Vertical gardens are the solution for homeowners who desire flowers, herbs, or vegetables but lack the space to grow them. A living wall may consist of a pallet you fill with soil and plants, or the pallet may serve as an anchor upon which you attach pot-holding clips. These planters are very heavy when loaded with wet soil, so mount them securely with cleats, large wood screws, and metal brackets; or, rest the bottom of the pallet on the ground for added support.

8. Wood Pallet Garden Cart

8. (plowhearth.com)

(source: plowhearth.com)

This riff on the planted wheelbarrow leaves your real garden cart free to haul mulch and dirt, while the wood pallet version accommodates pumpkins, ornamental cabbage, or whatever’s in season in your garden. Serendipity Refined added some vintage iron wheels to complete this wood pallet charmer, but you could also build some ornamental (non functioning) wheels from pallet wood if you don’t have metal wheels available.
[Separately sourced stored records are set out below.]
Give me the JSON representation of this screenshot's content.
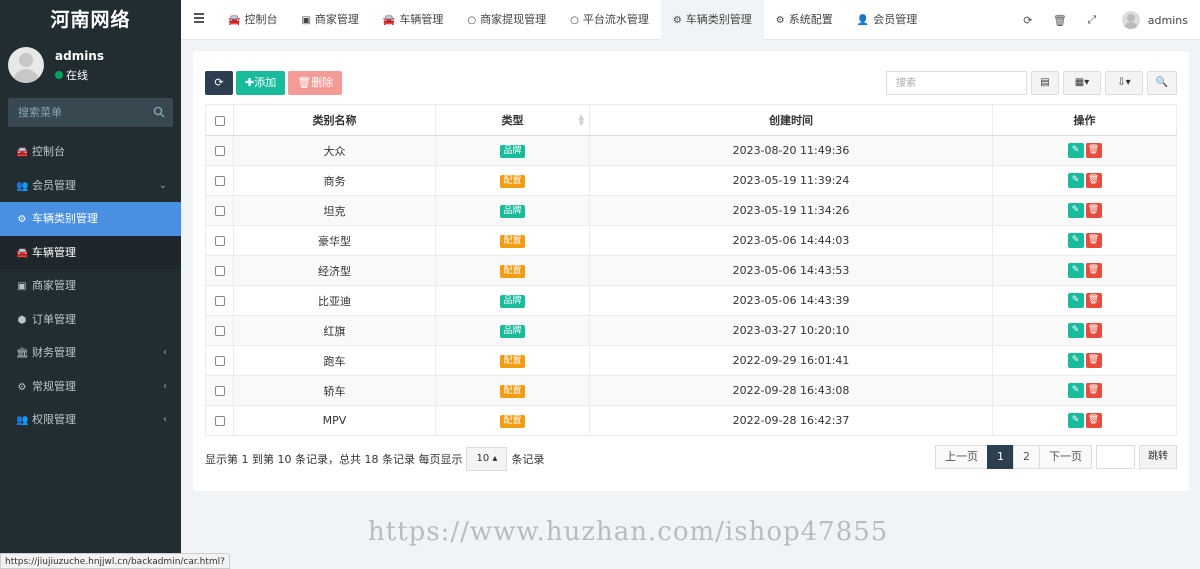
{
  "sidebar": {
    "logo": "河南网络",
    "user": {
      "name": "admins",
      "status": "在线"
    },
    "search_placeholder": "搜索菜单",
    "items": [
      {
        "label": "控制台",
        "icon": "car-icon"
      },
      {
        "label": "会员管理",
        "icon": "users-icon",
        "arrow": "⌄"
      },
      {
        "label": "车辆类别管理",
        "icon": "gear-icon"
      },
      {
        "label": "车辆管理",
        "icon": "car-icon"
      },
      {
        "label": "商家管理",
        "icon": "store-icon"
      },
      {
        "label": "订单管理",
        "icon": "cube-icon"
      },
      {
        "label": "财务管理",
        "icon": "bank-icon",
        "arrow": "‹"
      },
      {
        "label": "常规管理",
        "icon": "cogs-icon",
        "arrow": "‹"
      },
      {
        "label": "权限管理",
        "icon": "users-icon",
        "arrow": "‹"
      }
    ],
    "status_url": "https://jiujiuzuche.hnjjwl.cn/backadmin/car.html?ref=addtabs"
  },
  "topbar": {
    "tabs": [
      {
        "label": "控制台",
        "icon": "car-icon"
      },
      {
        "label": "商家管理",
        "icon": "store-icon"
      },
      {
        "label": "车辆管理",
        "icon": "car-icon"
      },
      {
        "label": "商家提现管理",
        "icon": "circle-icon"
      },
      {
        "label": "平台流水管理",
        "icon": "circle-icon"
      },
      {
        "label": "车辆类别管理",
        "icon": "gear-icon"
      },
      {
        "label": "系统配置",
        "icon": "gear-icon"
      },
      {
        "label": "会员管理",
        "icon": "user-icon"
      }
    ],
    "user": "admins"
  },
  "toolbar": {
    "add_label": "添加",
    "delete_label": "删除",
    "search_placeholder": "搜索"
  },
  "table": {
    "columns": [
      "类别名称",
      "类型",
      "创建时间",
      "操作"
    ],
    "rows": [
      {
        "name": "大众",
        "type": "品牌",
        "created": "2023-08-20 11:49:36"
      },
      {
        "name": "商务",
        "type": "配置",
        "created": "2023-05-19 11:39:24"
      },
      {
        "name": "坦克",
        "type": "品牌",
        "created": "2023-05-19 11:34:26"
      },
      {
        "name": "豪华型",
        "type": "配置",
        "created": "2023-05-06 14:44:03"
      },
      {
        "name": "经济型",
        "type": "配置",
        "created": "2023-05-06 14:43:53"
      },
      {
        "name": "比亚迪",
        "type": "品牌",
        "created": "2023-05-06 14:43:39"
      },
      {
        "name": "红旗",
        "type": "品牌",
        "created": "2023-03-27 10:20:10"
      },
      {
        "name": "跑车",
        "type": "配置",
        "created": "2022-09-29 16:01:41"
      },
      {
        "name": "轿车",
        "type": "配置",
        "created": "2022-09-28 16:43:08"
      },
      {
        "name": "MPV",
        "type": "配置",
        "created": "2022-09-28 16:42:37"
      }
    ]
  },
  "footer": {
    "info_before": "显示第 1 到第 10 条记录，总共 18 条记录 每页显示",
    "page_size": "10",
    "info_after": "条记录",
    "prev": "上一页",
    "pages": [
      "1",
      "2"
    ],
    "next": "下一页",
    "jump": "跳转"
  },
  "watermark": "https://www.huzhan.com/ishop47855",
  "colors": {
    "brand": "#18bc9c",
    "config": "#f39c12",
    "sidebar_active": "#4a90e2",
    "danger": "#e74c3c"
  }
}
9. Wood Pallet Planter Box

9. (hative.com)

(source: hative.com)

Take the backaches out of gardening with a wood pallet raised planter box like this one from Her Tool Belt. The slats on a wood pallet are just the right size to tuck in a few petunias, million bells, or other trailing annuals. These large pallet planters have an edge on hanging baskets, as they hold a large volume of soil that resists drying out. For an even more drought-tolerant display, add perennial succulents to your planter box.

10. Wood Pallet Garden Fence

10. (sabilamed.com)

(source: sabilamed.com)

It’s true that good fences make good neighbors, especially if your neighbors have four legs and a taste for hostas. The wood pallet garden fence may not exclude adamant pests like deer, but it can repel rabbits, dogs, and woodchucks from your prize roses and tender cabbage plants. Long fences face stability issues, but Realeyes Homestead addressed that by adding support pallets in an “H” pattern. The addition of some plastic bird netting can add a layer of pest-excluding protection to your wood pallet garden fence.